Rogers Act
- Long title: An Act for the reorganization and improvement of the Foreign Service of the United States, and for other purposes.
- Nicknames: Foreign Service Act of 1924
- Enacted by: the 68th United States Congress
- Effective: July 1, 1924

Citations
- Public law: Pub. L. 68–135
- Statutes at Large: 43 Stat. 140

Codification
- Titles amended: 22 U.S.C.: Foreign Relations and Intercourse
- U.S.C. sections created: 22 U.S.C. ch. 52 § 3901 et seq.

Legislative history
- Introduced in the House as H.R. 6357 by John Jacob Rogers (R–MA) on February 5, 1924; Committee consideration by House Foreign Affairs; Passed the House on May 1, 1924 (Passed); Passed the Senate on May 15, 1924 (Passed) with amendment; House agreed to Senate amendment on May 20, 1924 (Agreed); Signed into law by President Calvin Coolidge on May 24, 1924;

= Rogers Act =

The Rogers Act of 1924, often referred to as the Foreign Service Act of 1924, is the legislation that merged the United States diplomatic and consular services into the United States Foreign Service. It defined a personnel system under which the United States secretary of state is authorized to assign and rotate diplomats abroad. It merged the low-paid high prestige diplomatic service with the higher paid, middle class consul service. The act provided a merit-based career path, with guaranteed rotations and better pay.

==History==
Article II, section 2 of the US Constitution authorized the president to appoint, by and with the advice and consent of the Senate, "Ambassadors, other public Ministers, and Consuls." From 1789 to 1924, the diplomatic service, which staffed US legations and embassies, and the consular service, which was primarily responsible for promoting American commerce and assisting distressed American sailors, developed separately.

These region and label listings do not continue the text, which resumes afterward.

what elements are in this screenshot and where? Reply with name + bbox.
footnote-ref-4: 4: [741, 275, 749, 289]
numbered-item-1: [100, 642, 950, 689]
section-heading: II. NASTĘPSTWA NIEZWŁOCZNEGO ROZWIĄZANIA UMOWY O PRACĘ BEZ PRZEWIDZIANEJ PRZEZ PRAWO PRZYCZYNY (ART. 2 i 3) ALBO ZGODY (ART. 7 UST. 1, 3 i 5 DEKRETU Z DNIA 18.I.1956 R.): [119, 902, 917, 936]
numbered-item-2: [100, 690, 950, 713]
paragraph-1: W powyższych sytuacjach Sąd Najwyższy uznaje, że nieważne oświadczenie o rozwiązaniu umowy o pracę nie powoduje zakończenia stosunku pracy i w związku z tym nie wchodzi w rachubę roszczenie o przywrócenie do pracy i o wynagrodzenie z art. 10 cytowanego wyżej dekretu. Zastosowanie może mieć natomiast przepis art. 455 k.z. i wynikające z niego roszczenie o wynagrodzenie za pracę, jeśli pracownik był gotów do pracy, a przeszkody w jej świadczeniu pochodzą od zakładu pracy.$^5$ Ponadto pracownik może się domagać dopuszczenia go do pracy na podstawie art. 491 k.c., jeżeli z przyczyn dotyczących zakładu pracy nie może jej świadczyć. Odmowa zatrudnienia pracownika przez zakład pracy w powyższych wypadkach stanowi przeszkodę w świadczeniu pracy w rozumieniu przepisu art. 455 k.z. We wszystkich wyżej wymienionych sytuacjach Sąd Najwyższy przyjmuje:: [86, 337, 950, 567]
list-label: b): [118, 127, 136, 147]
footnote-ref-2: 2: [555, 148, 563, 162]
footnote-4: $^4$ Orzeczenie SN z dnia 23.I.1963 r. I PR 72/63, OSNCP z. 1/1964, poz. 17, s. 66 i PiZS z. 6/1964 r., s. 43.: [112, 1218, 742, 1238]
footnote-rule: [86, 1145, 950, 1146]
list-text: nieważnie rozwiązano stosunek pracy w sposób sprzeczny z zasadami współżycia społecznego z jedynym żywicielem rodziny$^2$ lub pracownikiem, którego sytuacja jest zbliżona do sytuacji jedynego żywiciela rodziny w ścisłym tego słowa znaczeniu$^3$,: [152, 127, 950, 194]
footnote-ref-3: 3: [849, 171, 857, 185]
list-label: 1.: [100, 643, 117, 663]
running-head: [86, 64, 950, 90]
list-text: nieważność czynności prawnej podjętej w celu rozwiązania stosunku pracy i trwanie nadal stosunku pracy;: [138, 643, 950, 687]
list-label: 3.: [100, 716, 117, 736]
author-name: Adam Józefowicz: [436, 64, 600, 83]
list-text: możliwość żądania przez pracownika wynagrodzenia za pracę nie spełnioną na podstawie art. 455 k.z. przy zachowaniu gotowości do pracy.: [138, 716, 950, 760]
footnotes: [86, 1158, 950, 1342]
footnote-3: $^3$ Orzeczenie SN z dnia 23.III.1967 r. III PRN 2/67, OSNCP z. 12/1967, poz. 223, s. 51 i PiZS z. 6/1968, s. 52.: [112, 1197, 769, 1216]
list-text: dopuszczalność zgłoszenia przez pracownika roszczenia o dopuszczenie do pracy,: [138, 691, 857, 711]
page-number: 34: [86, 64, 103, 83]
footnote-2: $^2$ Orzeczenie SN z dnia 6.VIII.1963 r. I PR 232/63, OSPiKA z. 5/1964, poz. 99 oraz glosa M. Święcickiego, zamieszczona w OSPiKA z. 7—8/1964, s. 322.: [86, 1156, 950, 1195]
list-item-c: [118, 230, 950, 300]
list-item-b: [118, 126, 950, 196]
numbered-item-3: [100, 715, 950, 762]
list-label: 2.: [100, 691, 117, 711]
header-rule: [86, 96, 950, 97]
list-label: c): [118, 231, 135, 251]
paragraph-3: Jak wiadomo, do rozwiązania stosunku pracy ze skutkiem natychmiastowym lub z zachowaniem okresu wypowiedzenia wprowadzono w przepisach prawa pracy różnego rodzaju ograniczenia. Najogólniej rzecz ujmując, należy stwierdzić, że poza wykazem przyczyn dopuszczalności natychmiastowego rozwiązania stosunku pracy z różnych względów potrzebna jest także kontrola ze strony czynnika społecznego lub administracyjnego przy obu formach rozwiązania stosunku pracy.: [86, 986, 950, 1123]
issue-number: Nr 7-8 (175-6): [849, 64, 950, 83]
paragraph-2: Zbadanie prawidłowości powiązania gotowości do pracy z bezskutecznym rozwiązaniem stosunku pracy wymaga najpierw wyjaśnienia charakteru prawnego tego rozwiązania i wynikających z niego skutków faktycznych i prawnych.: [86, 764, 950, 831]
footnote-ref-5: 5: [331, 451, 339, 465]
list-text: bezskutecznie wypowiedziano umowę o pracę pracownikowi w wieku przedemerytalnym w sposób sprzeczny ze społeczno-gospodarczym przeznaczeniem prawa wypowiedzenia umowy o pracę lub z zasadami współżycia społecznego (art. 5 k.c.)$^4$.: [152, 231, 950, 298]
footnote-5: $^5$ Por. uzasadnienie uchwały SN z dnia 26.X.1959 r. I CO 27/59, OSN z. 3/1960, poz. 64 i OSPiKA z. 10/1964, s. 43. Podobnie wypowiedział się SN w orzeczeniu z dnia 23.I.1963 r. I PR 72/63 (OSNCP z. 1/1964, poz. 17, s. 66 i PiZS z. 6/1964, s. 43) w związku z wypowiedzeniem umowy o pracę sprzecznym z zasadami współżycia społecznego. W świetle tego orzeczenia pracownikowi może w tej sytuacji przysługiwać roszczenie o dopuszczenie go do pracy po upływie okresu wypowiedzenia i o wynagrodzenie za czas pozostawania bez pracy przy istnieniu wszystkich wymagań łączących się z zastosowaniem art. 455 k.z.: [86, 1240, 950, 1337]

With small appropriations from Congress, overseas service could not be sustained based on salary alone. Diplomatic and consular service appointments fell on those with the financial means to sustain their work abroad. That and a government-wide practice of political appointments based on nomination, rather than merit, led to careers for those with relations and wealth, rather than skill and knowledge.

==Reform==
Wilbur J. Carr, the chief of the consular bureau, sought to end the political turmoil that affected both the diplomatic and consular services. Working with his colleague Francois Jones, they composed a congressional bill to change the services into one based on a merit system.

Between 1895 and 1905, the bill was continually defeated. Then secretary of state Elihu Root in 1905, a reformer himself, discovered Mr. Carr as head of the consular bureau. Taking the original ideas, Root worked with Senator Henry Cabot Lodge and succeeded in passing a merit-based bill for the consular service in 1906.

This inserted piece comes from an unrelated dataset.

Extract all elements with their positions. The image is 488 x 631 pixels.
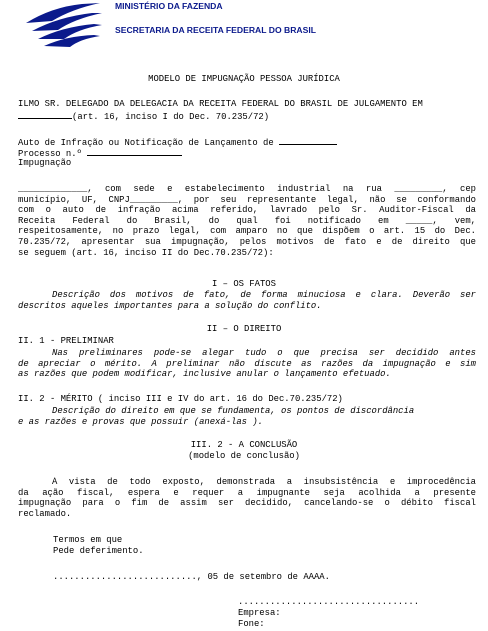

Carr began his initial overseas tour in London in 1916. He noted tensions between the diplomatic and consular corps in London and was "shocked to see the staff still wearing top hats and long-tailed coats to work each day". He was further surprised when he heard some of the American diplomatic staff speaking with British accents. He discovered that some of these officers had been living in London for so long they had become almost identical to the British foreign service members with whom they often met and socialized. Carr would later comment that "I have seen some of these young secretaries, who have had exceptional social opportunities and advantages in the capitals abroad, become the most abject followers of the social regime in the foreign capital. One of the things that I hope is going to follow from this bill is to send some of these de-Americanized secretaries to Singapore as vice consul, or to force them out of the service."

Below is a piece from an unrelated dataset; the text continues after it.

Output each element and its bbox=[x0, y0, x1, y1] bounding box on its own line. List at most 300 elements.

With trade becoming an important foreign relations issue in the 1920s, U.S. representative John Jacob Rogers of Massachusetts sought to complete reforms started by Carr, now Assistant Secretary of State. The bill passed May 24 as the Foreign Service Act of 1924 although it is also called the Rogers Act in honor of the principal author.

==Provisions==
- Merged the diplomatic and consular services into the unified United States Foreign Service
- Personnel system for assigning diplomats and support personnel
- Competitive examinations for new personnel
- Promotion through merit
- Retirement at age 65, which was later lowered to 60 in 1946

==Controversy after passage==
After passage of the Rogers Act, the Executive Committee of the Foreign Service Personnel Board drafted a memorandum on avoiding appointment of blacks and women in the new competitive process. Then secretary of state Charles Evans Hughes dismissed such views. The first black candidate to pass the exam in 1925 was Clifton Reginald Wharton, Sr. While he was allowed to serve, his initial treatment appeared to be far from ideal.